According to the Royal Court Constitution, Mr. and Miss FAMU, a representative from SGA and the royal court adviser, select the five royal escorts. 

"I want the student body to have a voice," Kirksey said. 

Henry Kirby, associate vice president and dean of students, said the court serves the student body and their respective classes because their peers elect them. 

Escorts submit an application, interview with the panel, exhibit chivalry and have at least a 2.5 GPA.

Anthony Siders, 19, a sophomore political science student from New Orleans, supports students electing escorts.

"I believe we need a representation of each academic classification," said Siders, chairman of the Organization and Finance Committee.

The duties of the escorts include following instructions of Mr. FAMU and royal court adviser and assisting Mr.

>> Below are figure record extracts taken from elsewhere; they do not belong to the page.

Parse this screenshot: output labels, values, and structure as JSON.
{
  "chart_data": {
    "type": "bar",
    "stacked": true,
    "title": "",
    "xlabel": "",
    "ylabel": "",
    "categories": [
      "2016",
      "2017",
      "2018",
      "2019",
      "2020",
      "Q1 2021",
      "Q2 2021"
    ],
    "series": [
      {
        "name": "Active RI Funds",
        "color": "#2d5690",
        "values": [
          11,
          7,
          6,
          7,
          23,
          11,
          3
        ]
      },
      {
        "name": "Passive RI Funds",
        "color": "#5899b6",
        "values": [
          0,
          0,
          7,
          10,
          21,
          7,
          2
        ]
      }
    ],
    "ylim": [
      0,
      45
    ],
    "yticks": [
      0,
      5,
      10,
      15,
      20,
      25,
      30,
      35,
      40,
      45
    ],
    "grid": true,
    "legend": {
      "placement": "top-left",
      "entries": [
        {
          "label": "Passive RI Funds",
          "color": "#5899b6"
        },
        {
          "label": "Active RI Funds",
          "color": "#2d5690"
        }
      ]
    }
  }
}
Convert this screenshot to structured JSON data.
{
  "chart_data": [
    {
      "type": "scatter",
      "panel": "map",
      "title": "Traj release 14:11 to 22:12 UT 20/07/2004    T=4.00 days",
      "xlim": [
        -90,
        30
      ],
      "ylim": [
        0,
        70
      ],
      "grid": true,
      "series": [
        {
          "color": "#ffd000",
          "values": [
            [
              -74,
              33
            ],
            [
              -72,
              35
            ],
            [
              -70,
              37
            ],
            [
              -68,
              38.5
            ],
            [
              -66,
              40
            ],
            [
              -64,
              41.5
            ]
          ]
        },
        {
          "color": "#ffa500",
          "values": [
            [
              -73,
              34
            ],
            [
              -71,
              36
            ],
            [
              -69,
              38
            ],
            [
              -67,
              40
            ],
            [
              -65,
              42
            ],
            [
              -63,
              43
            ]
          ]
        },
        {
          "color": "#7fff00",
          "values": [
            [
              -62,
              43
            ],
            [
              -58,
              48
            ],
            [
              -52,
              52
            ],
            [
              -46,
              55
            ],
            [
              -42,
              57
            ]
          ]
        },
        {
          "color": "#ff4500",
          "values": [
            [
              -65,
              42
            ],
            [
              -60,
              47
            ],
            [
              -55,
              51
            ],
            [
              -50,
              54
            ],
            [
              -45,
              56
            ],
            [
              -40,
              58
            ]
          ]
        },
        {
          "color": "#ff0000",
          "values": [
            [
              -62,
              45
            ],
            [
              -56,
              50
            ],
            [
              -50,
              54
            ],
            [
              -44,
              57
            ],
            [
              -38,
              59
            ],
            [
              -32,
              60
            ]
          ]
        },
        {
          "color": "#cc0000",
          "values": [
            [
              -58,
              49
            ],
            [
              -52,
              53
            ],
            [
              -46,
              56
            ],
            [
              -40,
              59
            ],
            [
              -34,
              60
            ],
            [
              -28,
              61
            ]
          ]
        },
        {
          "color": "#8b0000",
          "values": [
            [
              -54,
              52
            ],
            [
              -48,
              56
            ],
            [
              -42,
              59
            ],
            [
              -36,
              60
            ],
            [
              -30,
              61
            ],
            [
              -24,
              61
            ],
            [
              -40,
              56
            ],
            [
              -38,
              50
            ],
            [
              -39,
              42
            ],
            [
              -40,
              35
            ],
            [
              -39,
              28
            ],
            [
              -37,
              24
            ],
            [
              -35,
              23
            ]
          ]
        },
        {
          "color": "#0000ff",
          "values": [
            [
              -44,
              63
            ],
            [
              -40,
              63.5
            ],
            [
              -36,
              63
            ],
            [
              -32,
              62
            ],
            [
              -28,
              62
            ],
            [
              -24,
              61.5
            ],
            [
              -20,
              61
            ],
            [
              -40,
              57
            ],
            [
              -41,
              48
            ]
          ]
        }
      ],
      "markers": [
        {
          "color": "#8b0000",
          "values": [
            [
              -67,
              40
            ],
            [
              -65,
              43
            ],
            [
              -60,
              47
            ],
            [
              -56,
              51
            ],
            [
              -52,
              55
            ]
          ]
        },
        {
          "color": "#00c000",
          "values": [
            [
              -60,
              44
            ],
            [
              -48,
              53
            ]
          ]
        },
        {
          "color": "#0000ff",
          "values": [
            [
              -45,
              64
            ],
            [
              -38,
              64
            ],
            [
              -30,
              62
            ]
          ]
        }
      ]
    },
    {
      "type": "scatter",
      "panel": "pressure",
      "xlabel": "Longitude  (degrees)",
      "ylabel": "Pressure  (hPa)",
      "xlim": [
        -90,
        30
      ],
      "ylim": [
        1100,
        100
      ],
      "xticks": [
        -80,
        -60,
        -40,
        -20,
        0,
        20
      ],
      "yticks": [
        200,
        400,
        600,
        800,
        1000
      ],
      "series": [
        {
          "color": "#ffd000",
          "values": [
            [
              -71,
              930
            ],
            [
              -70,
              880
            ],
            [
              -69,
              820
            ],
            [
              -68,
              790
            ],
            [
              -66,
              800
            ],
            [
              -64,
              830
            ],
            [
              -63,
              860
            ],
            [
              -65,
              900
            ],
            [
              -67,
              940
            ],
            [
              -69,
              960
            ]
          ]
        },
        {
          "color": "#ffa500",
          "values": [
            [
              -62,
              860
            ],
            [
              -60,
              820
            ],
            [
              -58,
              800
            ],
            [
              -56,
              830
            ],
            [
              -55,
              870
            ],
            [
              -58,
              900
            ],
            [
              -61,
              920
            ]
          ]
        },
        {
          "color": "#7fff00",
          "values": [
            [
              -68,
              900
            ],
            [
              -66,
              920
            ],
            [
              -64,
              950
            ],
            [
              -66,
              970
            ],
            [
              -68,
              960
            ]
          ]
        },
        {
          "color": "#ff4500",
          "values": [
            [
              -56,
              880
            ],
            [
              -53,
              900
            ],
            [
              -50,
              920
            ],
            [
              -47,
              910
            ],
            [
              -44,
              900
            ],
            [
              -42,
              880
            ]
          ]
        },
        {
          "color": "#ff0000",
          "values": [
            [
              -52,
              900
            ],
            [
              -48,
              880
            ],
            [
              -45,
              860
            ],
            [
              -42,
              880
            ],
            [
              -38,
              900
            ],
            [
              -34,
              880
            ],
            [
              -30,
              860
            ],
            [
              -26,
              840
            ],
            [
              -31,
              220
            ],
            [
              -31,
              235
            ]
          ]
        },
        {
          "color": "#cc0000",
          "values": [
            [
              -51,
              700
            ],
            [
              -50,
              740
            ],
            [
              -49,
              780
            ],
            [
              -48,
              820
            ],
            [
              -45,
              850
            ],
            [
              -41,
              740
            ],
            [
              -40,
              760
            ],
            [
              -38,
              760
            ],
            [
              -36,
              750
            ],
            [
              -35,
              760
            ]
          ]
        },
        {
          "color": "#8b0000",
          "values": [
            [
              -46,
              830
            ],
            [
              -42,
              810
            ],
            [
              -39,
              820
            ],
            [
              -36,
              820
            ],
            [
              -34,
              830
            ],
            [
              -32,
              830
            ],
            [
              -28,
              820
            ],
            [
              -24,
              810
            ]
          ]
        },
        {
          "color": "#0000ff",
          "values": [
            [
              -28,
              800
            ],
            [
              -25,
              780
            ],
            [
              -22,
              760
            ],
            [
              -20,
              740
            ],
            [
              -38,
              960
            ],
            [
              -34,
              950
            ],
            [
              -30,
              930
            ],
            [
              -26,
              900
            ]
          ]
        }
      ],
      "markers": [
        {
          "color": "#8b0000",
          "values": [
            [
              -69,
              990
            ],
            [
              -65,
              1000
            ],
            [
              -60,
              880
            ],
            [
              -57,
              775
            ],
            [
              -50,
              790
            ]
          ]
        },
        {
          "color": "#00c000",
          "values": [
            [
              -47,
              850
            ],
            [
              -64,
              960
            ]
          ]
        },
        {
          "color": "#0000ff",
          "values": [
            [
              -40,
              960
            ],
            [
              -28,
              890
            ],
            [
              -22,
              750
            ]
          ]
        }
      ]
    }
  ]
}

FAMU with his chosen community service project.

Miss FAMU, Kindall "Sunshine" Johnson read a letter addressed to the Student Senate on behalf of current and former members of the royal court. 

"We believe the royal court has been successful in its purpose of recruitment and positive university representation due to its current structure and balance," the letter stated. 

Advisers support, train and prepare the escorts and attendants for the duties.

Allyson McNealy, royal court adviser, refused to comment.

"Advisers are not in a position to select escorts, but we can recommend them," said Edward Willis, royal court co-adviser.

Willis said it is not unusual for certain positions to be selected or elected. He explained that it is no different than how the president selects his vice president.

"Balance and harmony are the formula to a successful royal court," Johnson said. 

Monday the Student Senate is expected to vote on the bill at 6:30 p.m. in the Office of Student Activities.